Meta’s latest text-based conversation app, Threads, had the dream start that entrepreneurs worldwide wished they had. With Instagram users wasting no time migrating to the new platform (partly because it was the only way to sign up), Threads quickly smashed ChatGPT’s previous record of 1 million users in 7 days by recording a total of 30 million new users on 6th July 2023, the day of launch itself.
New users lauded Threads for being a good-vibes alternative to Twitter, which had been bogged down by years of controversy surrounding hate speech, fake news, and most recently, Elon Musk’s questionable rebranding tactics. Its launch definitely rocked the boat, sending Twitter activity plummelling by over 75% immediately after launch.
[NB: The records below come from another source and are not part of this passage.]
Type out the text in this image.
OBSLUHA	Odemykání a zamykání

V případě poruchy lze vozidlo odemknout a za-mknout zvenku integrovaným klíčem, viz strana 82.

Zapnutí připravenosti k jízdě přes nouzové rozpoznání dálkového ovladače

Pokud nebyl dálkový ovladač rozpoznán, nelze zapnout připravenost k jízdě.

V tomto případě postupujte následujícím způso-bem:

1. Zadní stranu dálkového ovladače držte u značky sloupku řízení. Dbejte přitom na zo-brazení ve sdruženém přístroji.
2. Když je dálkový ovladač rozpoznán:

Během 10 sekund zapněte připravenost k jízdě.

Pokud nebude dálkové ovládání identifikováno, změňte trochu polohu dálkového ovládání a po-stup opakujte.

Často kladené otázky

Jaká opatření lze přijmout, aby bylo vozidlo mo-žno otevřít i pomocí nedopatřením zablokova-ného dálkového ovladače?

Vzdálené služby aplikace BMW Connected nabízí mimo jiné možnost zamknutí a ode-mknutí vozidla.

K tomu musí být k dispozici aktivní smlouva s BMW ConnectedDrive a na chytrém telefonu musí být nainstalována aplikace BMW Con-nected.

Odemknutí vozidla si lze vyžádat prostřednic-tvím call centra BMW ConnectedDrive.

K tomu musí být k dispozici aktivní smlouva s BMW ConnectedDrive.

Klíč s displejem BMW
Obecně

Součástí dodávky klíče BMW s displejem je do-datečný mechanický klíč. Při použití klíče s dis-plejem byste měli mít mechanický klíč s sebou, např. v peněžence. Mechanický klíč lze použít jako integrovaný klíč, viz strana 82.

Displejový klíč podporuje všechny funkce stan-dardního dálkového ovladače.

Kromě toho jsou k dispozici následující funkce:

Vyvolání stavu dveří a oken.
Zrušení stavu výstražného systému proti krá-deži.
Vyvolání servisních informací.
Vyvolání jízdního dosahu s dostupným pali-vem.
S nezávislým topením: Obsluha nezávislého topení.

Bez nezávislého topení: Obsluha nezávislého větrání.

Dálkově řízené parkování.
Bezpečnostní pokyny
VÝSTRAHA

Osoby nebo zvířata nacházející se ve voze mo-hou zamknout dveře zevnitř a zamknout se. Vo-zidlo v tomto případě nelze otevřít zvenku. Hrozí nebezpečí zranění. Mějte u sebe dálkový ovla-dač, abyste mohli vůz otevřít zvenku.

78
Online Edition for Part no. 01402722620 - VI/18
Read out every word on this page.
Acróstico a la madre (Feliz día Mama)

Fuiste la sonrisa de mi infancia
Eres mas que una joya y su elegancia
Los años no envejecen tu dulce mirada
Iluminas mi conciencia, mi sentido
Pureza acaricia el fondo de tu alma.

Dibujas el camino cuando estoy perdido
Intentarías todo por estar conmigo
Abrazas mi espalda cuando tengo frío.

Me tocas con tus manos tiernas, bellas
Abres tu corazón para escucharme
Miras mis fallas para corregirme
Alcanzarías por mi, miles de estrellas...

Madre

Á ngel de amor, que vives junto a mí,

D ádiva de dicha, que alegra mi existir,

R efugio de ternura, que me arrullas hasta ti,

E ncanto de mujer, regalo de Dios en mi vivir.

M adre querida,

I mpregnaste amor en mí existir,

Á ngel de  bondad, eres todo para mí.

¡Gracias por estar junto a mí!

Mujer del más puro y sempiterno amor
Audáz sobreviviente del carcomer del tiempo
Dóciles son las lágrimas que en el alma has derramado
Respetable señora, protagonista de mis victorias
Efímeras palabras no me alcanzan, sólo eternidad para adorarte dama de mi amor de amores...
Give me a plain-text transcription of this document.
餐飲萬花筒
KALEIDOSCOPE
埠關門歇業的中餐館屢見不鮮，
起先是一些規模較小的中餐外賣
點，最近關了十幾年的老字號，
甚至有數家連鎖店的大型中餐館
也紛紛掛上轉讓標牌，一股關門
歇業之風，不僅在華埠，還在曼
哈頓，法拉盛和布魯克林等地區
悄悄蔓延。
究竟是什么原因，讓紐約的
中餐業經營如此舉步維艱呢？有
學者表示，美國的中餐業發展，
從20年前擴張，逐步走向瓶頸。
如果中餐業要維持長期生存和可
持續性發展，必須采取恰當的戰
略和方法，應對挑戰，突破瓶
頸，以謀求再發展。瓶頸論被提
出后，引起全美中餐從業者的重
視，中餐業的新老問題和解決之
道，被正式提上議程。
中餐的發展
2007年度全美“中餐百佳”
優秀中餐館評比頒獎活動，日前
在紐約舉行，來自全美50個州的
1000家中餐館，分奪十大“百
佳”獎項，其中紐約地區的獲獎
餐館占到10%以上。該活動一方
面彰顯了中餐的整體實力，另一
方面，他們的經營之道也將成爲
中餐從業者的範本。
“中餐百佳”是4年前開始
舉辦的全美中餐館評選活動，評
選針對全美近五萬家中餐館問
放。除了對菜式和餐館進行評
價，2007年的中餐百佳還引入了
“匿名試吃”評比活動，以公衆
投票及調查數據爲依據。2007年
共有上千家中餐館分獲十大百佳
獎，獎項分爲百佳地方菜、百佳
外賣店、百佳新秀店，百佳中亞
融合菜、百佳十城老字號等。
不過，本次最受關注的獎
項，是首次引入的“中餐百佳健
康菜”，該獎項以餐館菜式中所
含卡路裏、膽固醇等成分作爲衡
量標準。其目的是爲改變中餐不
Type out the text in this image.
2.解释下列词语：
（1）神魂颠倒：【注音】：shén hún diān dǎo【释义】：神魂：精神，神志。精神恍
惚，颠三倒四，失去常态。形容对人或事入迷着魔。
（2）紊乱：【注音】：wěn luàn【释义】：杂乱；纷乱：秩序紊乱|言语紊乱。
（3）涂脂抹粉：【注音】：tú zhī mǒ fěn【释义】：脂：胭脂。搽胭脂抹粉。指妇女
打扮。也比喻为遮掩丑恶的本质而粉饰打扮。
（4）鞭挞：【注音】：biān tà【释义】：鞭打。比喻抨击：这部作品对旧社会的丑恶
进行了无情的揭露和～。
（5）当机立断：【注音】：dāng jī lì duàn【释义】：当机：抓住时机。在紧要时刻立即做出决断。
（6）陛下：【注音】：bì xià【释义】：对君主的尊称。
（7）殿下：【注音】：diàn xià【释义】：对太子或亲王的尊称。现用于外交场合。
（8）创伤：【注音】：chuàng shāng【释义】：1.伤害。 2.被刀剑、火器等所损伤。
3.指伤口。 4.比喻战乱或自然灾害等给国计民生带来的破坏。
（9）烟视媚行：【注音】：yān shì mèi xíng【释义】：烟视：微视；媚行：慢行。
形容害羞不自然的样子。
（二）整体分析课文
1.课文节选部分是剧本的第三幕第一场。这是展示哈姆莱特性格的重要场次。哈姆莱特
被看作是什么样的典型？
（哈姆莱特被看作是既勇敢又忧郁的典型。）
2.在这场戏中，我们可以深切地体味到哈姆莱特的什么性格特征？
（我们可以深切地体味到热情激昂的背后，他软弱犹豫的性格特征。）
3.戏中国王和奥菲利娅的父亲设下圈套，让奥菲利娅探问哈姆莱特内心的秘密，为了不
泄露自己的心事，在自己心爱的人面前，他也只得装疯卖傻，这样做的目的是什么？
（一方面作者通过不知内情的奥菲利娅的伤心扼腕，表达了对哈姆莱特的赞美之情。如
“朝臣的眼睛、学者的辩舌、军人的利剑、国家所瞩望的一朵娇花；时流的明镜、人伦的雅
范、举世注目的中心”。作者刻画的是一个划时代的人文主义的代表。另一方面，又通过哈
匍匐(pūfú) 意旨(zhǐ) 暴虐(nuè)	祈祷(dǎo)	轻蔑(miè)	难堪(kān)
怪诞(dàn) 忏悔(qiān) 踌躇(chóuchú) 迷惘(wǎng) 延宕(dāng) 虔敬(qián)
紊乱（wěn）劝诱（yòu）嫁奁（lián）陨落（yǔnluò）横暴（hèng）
For a minute, it really did seem as if Threads would replace its incumbent.
Fast forward to a month later, and Meta’s pet project is already struggling. Threads activity has declined dramatically by 70% to just 13 million users. Twitter, in contrast, has somehow managed to keep a stable user base of around 200 million amid all of the controversy. But with Elon Musk recently axing the iconic bluebird branding for a black X, the dust between Twitter and Threads is far from settled. How will these platforms influence microblogging and the wider digital marketing ecosystem, and is it worth the average professional’s time to be paying attention to these platforms at all?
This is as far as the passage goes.